Farmers are reporting as well that the repopularization of millet/cowpeas associations in helping them to economize on the time needed to cultivate their crops. The crops are located in the same field, making better use of limited land resources as well as contributing to weed suppression.
In addition to applied, on-farm research, the RARC project provides training in regenerative agriculture techniques. In 1994, farmers and agricultural technicians received training in composting, soil conservation, vegetable gardening, animal fattening, the integration of leguminous plants in cropping systems, agroforestry, natural resource management, and project administration. Women's participation in RARC activities continues to grow.
The Fourth Annual Farmers Conference, conducted in the Wolof language, is now a traditional event offering farmer representatives a forum at which to voice their opinion on a national scale as to the future direction of Senegalese agriculture. Thirty farmer leaders attended the 1994 Conference, including 11 women.
In 1994, the Senegal RARC produced another six editions of the French-language regenerative agriculture bulletin, Entre Nous. Readership of Entre Nous, primarily a West African audience, exceeded 700 in 1994.

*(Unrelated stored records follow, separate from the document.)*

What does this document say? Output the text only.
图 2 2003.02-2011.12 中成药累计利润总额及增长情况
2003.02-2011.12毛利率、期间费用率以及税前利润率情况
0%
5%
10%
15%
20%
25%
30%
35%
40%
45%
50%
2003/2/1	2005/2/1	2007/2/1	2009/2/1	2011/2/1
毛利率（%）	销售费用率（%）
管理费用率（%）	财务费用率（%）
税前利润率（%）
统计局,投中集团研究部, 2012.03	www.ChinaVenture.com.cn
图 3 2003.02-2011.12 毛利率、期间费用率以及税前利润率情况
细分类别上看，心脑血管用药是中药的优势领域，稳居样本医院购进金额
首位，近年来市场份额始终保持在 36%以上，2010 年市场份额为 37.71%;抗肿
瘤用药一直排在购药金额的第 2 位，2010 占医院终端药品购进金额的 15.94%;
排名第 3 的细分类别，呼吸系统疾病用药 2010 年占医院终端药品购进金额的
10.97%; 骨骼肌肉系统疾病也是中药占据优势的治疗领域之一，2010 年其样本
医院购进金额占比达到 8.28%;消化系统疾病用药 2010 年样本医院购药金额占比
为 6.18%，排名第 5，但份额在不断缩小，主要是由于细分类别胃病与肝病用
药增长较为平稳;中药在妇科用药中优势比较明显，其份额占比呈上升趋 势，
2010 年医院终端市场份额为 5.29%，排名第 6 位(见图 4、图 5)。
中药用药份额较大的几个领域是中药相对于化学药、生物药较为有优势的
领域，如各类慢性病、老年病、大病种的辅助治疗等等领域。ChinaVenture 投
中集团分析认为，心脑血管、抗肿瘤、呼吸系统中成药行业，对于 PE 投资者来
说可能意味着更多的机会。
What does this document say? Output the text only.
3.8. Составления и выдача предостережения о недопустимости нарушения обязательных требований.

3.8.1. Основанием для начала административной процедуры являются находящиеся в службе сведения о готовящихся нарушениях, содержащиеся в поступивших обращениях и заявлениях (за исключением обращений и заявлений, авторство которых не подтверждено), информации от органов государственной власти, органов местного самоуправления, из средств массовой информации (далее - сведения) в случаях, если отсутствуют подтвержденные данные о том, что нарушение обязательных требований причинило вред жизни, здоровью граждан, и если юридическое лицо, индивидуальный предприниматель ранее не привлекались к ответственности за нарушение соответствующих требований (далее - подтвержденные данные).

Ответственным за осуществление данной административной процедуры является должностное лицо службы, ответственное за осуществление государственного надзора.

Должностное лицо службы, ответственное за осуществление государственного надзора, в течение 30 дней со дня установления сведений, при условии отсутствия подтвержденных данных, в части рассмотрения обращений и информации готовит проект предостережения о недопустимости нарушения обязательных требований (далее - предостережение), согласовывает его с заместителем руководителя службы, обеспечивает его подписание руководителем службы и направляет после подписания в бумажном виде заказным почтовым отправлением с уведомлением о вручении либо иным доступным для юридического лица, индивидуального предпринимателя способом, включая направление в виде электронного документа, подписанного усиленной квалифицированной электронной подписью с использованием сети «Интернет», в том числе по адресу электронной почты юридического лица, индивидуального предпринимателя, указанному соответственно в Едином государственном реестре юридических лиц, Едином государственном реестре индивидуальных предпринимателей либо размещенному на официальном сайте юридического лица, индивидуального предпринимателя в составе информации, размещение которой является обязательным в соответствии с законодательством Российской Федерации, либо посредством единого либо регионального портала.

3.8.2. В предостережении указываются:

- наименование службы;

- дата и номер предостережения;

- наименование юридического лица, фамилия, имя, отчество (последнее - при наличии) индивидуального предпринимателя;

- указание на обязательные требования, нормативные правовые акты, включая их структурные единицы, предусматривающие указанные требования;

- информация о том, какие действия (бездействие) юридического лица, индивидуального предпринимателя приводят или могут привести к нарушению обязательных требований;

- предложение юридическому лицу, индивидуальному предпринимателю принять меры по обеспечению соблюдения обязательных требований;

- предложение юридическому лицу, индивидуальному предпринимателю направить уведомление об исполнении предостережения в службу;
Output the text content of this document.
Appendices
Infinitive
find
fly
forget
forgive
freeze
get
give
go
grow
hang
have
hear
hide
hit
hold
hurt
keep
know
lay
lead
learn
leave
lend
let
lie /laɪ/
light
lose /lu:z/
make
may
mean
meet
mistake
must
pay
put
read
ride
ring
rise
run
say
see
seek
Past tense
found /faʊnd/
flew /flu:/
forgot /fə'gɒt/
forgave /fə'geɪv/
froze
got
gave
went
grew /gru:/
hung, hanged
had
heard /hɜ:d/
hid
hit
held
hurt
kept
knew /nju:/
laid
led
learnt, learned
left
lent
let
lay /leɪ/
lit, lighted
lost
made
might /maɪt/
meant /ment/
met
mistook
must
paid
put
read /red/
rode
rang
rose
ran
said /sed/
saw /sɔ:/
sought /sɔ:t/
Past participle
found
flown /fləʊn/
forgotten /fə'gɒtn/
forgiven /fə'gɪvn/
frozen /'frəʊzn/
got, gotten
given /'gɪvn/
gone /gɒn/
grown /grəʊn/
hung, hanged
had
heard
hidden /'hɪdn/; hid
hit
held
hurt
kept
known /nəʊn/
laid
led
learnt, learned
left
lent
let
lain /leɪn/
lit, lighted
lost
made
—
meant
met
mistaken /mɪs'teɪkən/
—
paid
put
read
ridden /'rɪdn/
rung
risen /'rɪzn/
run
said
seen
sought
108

Finally, the project's participatory monitoring and evaluation system is the focus of RARC leadership in building the capacity of NGOs to assess the impact of research and education on the well-being of Senegalese farmers. Moreover, the impact of the RARC has been such that the Senegalese Ministry of Agriculture has begun to use the term "regenerative agriculture" openly as an expression of national alternatives to food production.